You are in /home/dick


In [4]:
DEVICE = torch.device("cpu")
classes = 10
epochs = 100

Let's now download the datasets and transform them into pytorch tensors.

In [5]:
mnist_trainset = datasets.MNIST(root=data_dir, train=True, download=True, transform=transforms.ToTensor())
mnist_testset = datasets.MNIST(root=data_dir, train=False, download=True, transform=transforms.ToTensor())

  return torch.from_numpy(parsed.astype(m[2], copy=False)).view(*s)


The train dataset has a size of 60000 samples and the test has 10000 hand-written digit images in it.

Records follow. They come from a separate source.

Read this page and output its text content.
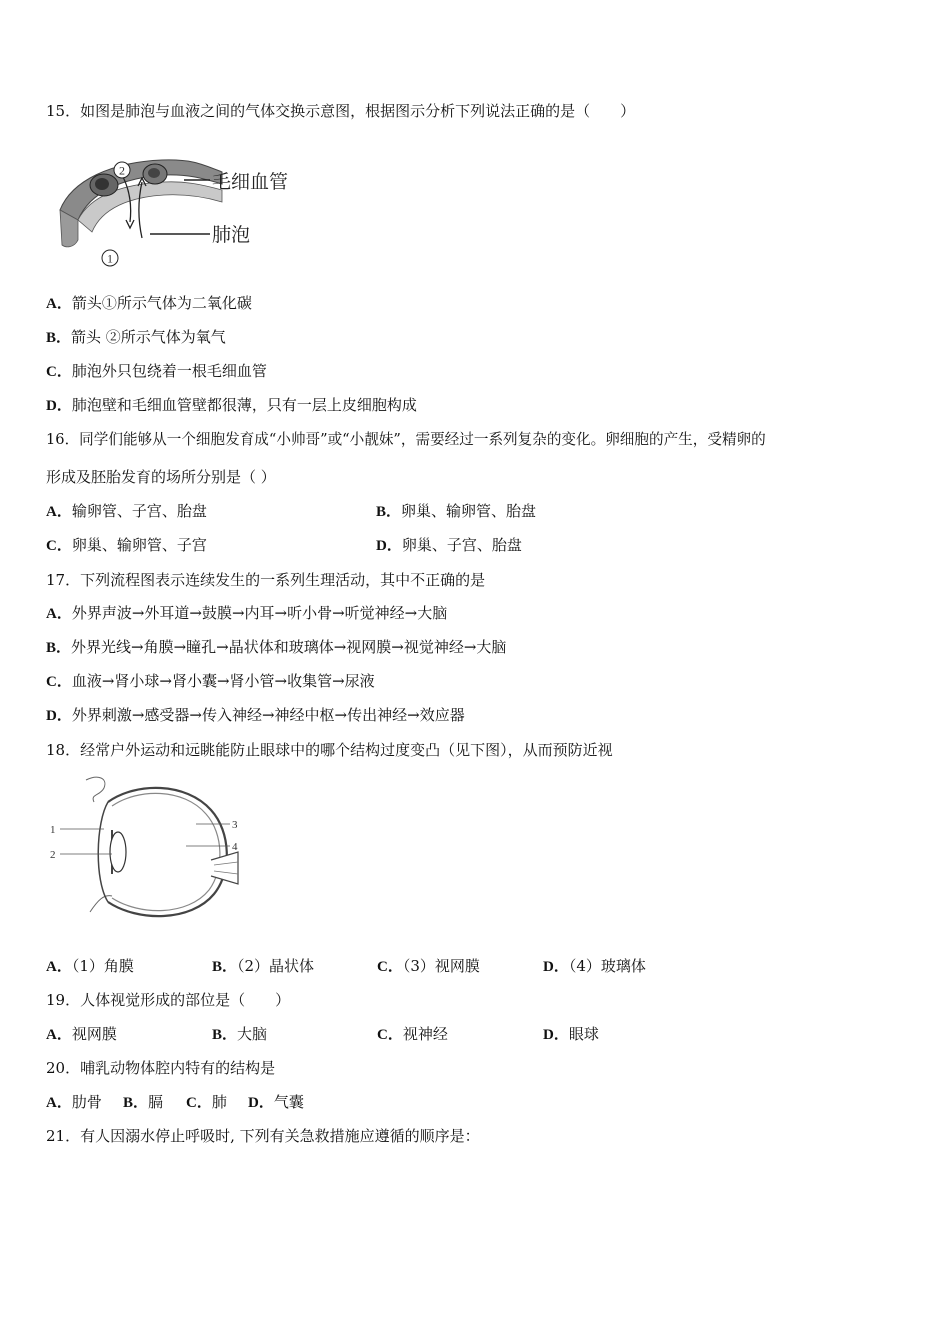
15．如图是肺泡与血液之间的气体交换示意图，根据图示分析下列说法正确的是（　　）
2
1
毛细血管
肺泡
A．箭头①所示气体为二氧化碳
B．箭头 ②所示气体为氧气
C．肺泡外只包绕着一根毛细血管
D．肺泡壁和毛细血管壁都很薄，只有一层上皮细胞构成
16．同学们能够从一个细胞发育成“小帅哥”或“小靓妹”，需要经过一系列复杂的变化。卵细胞的产生，受精卵的
形成及胚胎发育的场所分别是（ ）
A．输卵管、子宫、胎盘	B．卵巢、输卵管、胎盘
C．卵巢、输卵管、子宫	D．卵巢、子宫、胎盘
17．下列流程图表示连续发生的一系列生理活动，其中不正确的是
A．外界声波→外耳道→鼓膜→内耳→听小骨→听觉神经→大脑
B．外界光线→角膜→瞳孔→晶状体和玻璃体→视网膜→视觉神经→大脑
C．血液→肾小球→肾小囊→肾小管→收集管→尿液
D．外界刺激→感受器→传入神经→神经中枢→传出神经→效应器
18．经常户外运动和远眺能防止眼球中的哪个结构过度变凸（见下图），从而预防近视
1
2
3
4
A．（1）角膜	B．（2）晶状体	C．（3）视网膜	D．（4）玻璃体
19．人体视觉形成的部位是（　　）
A．视网膜	B．大脑	C．视神经	D．眼球
20．哺乳动物体腔内特有的结构是
A．肋骨 B．膈 C．肺 D．气囊
21．有人因溺水停止呼吸时, 下列有关急救措施应遵循的顺序是：
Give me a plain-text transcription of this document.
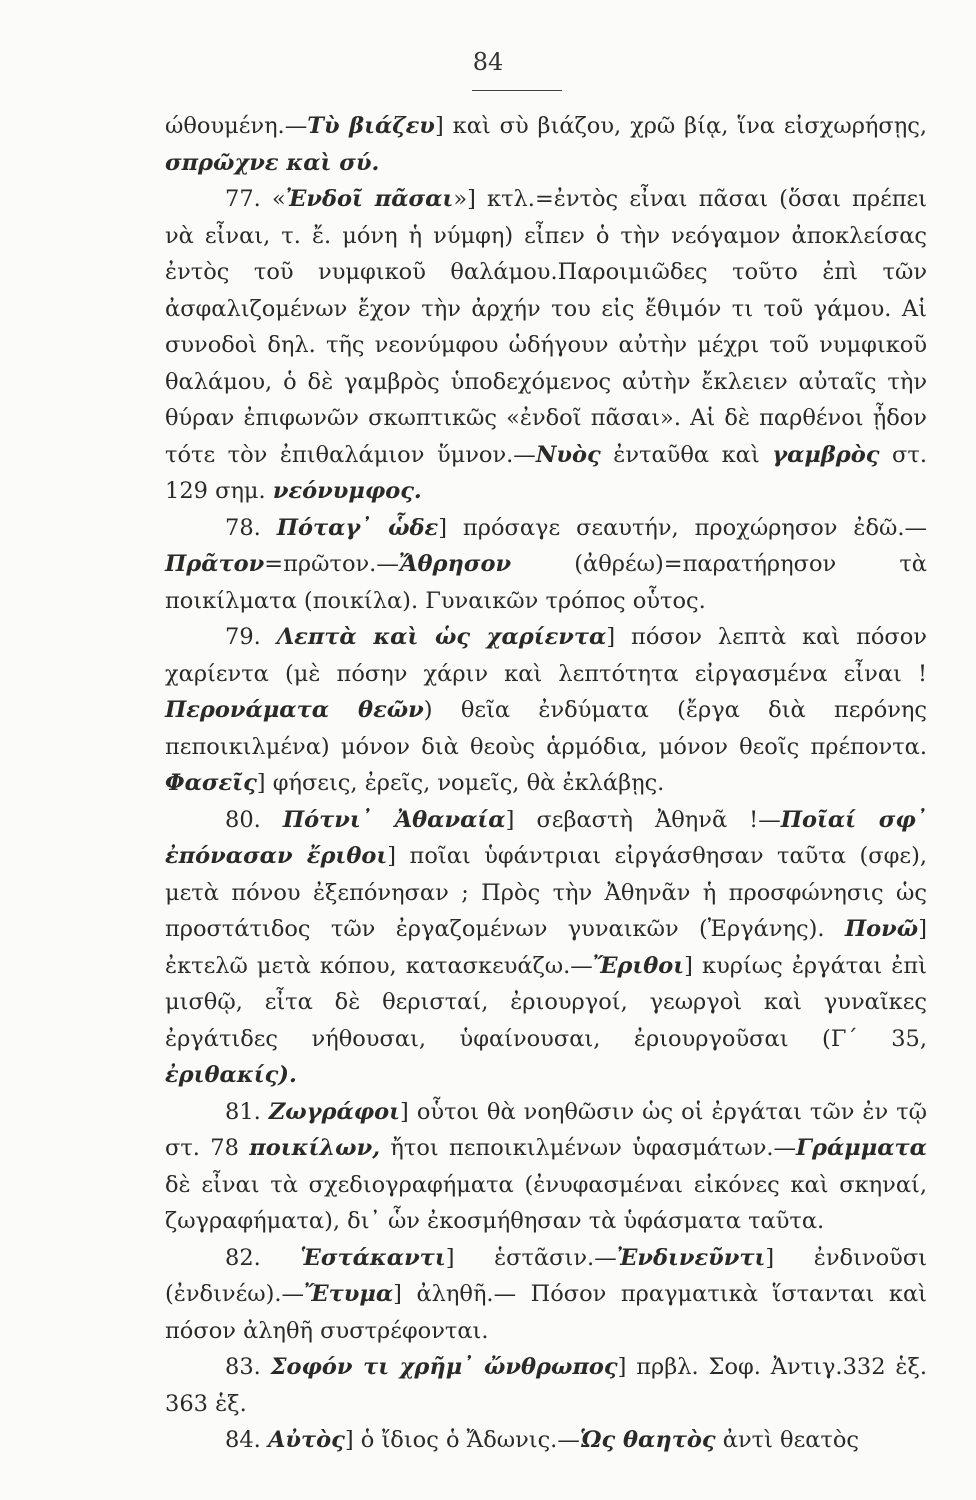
84

ώθουμένη.—Τὺ βιάζευ] καὶ σὺ βιάζου, χρῶ βίᾳ, ἵνα εἰσχωρήσῃς, σπρῶχνε καὶ σύ.

77. «Ἐνδοῖ πᾶσαι»] κτλ.=ἐντὸς εἶναι πᾶσαι (ὅσαι πρέπει νὰ εἶναι, τ. ἔ. μόνη ἡ νύμφη) εἶπεν ὁ τὴν νεόγαμον ἀποκλείσας ἐντὸς τοῦ νυμφικοῦ θαλάμου.Παροιμιῶδες τοῦτο ἐπὶ τῶν ἀσφαλιζομένων ἔχον τὴν ἀρχήν του εἰς ἔθιμόν τι τοῦ γάμου. Αἱ συνοδοὶ δηλ. τῆς νεονύμφου ὡδήγουν αὐτὴν μέχρι τοῦ νυμφικοῦ θαλάμου, ὁ δὲ γαμβρὸς ὑποδεχόμενος αὐτὴν ἔκλειεν αὐταῖς τὴν θύραν ἐπιφωνῶν σκωπτικῶς «ἐνδοῖ πᾶσαι». Αἱ δὲ παρθένοι ᾖδον τότε τὸν ἐπιθαλάμιον ὕμνον.—Νυὸς ἐνταῦθα καὶ γαμβρὸς στ. 129 σημ. νεόνυμφος.

78. Πόταγ᾽ ὧδε] πρόσαγε σεαυτήν, προχώρησον ἐδῶ.—Πρᾶτον=πρῶτον.—Ἄθρησον (ἀθρέω)=παρατήρησον τὰ ποικίλματα (ποικίλα). Γυναικῶν τρόπος οὗτος.

79. Λεπτὰ καὶ ὡς χαρίεντα] πόσον λεπτὰ καὶ πόσον χαρίεντα (μὲ πόσην χάριν καὶ λεπτότητα εἰργασμένα εἶναι ! Περονάματα θεῶν) θεῖα ἐνδύματα (ἔργα διὰ περόνης πεποικιλμένα) μόνον διὰ θεοὺς ἁρμόδια, μόνον θεοῖς πρέποντα. Φασεῖς] φήσεις, ἐρεῖς, νομεῖς, θὰ ἐκλάβῃς.

80. Πότνι᾽ Ἀθαναία] σεβαστὴ Ἀθηνᾶ !—Ποῖαί σφ᾽ ἐπόνασαν ἔριθοι] ποῖαι ὑφάντριαι εἰργάσθησαν ταῦτα (σφε), μετὰ πόνου ἐξεπόνησαν ; Πρὸς τὴν Ἀθηνᾶν ἡ προσφώνησις ὡς προστάτιδος τῶν ἐργαζομένων γυναικῶν (Ἐργάνης). Πονῶ] ἐκτελῶ μετὰ κόπου, κατασκευάζω.—Ἔριθοι] κυρίως ἐργάται ἐπὶ μισθῷ, εἶτα δὲ θερισταί, ἐριουργοί, γεωργοὶ καὶ γυναῖκες ἐργάτιδες νήθουσαι, ὑφαίνουσαι, ἐριουργοῦσαι (Γ´ 35, ἐριθακίς).

81. Ζωγράφοι] οὗτοι θὰ νοηθῶσιν ὡς οἱ ἐργάται τῶν ἐν τῷ στ. 78 ποικίλων, ἤτοι πεποικιλμένων ὑφασμάτων.—Γράμματα δὲ εἶναι τὰ σχεδιογραφήματα (ἐνυφασμέναι εἰκόνες καὶ σκηναί, ζωγραφήματα), δι᾽ ὧν ἐκοσμήθησαν τὰ ὑφάσματα ταῦτα.

82. Ἑστάκαντι] ἑστᾶσιν.—Ἐνδινεῦντι] ἐνδινοῦσι (ἐνδινέω).—Ἔτυμα] ἀληθῆ.— Πόσον πραγματικὰ ἵστανται καὶ πόσον ἀληθῆ συστρέφονται.

83. Σοφόν τι χρῆμ᾽ ὤνθρωπος] πρβλ. Σοφ. Ἀντιγ.332 ἑξ. 363 ἑξ.

84. Αὐτὸς] ὁ ἴδιος ὁ Ἄδωνις.—Ὡς θαητὸς ἀντὶ θεατὸς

The class labels change between 0 and 9.

In [6]:
print(mnist_trainset)
print()
print(mnist_testset)

Dataset MNIST
    Number of datapoints: 60000
    Root location: /home/dick
    Split: Train
    StandardTransform
Transform: ToTensor()

Dataset MNIST
    Number of datapoints: 10000
    Root location: /home/dick
    Split: Test
    StandardTransform
Transform: ToTensor()


We can now create the dataloader objects for the datasets we downloaded. In order to make a fair comparison, we will be using the default hyperparameters of the notebook that uses the optimization via differential evolution algorithm. But in case you'd like to increase the batch_size or shuffle the rows to prevent any overfitting, feel free to do so.

In [7]:
train_loader = torch.utils.data.DataLoader(mnist_trainset, batch_size=10, shuffle=False)
test_loader = torch.utils.data.DataLoader(mnist_testset, batch_size=10, shuffle=False)

Before creating the model, let's print the shapes of the training instances in one batch. We won't be checking the test instances since the same results apply to them. 

In [8]:
print('Shape of the input features in one batch:', next(iter(train_loader))[0].shape)
print('Shape of the targets in one batch:', next(iter(train_loader))[1].shape)

Shape of the input features in one batch: torch.Size([10, 1, 28, 28])
Shape of the targets in one batch: torch.Size([10])


To make it clear, the numbers for the shape of input tensors above correspond the **[Batch_Size, RGB Channels, Height, Width]**. MNIST is black and white so its **channel count is 1**. The rest self-explanatory, our batches are comprised of **10 image instances** in the form of **28 x 28 pixels**.

## Defining the Model

We've finished creating the data loaders and now we can start defining the model. Remember that we will be tuning only the number of layers&neurons, other hyperparameters will be the same as that of DE.ipynb.

In [9]:
def baseline_model(trial):
    
    # In the default setting; the number of layers were in the range of 5 and 70, while the number of hidden neurons
    # were changing between 4 and 10.
    n_layers = trial.suggest_int("n_layers", 5, 70)
    layers = []
    
    in_features = 28 * 28
    for i in range(n_layers):
        out_features = trial.suggest_int("n_units_l{}".format(i), 4, 10)
        layers.append(nn.Linear(in_features, out_features))
        layers.append(nn.ReLU())

        in_features = out_features
        
    layers.append(nn.Linear(in_features, 10))
    layers.append(nn.LogSoftmax(dim = 1))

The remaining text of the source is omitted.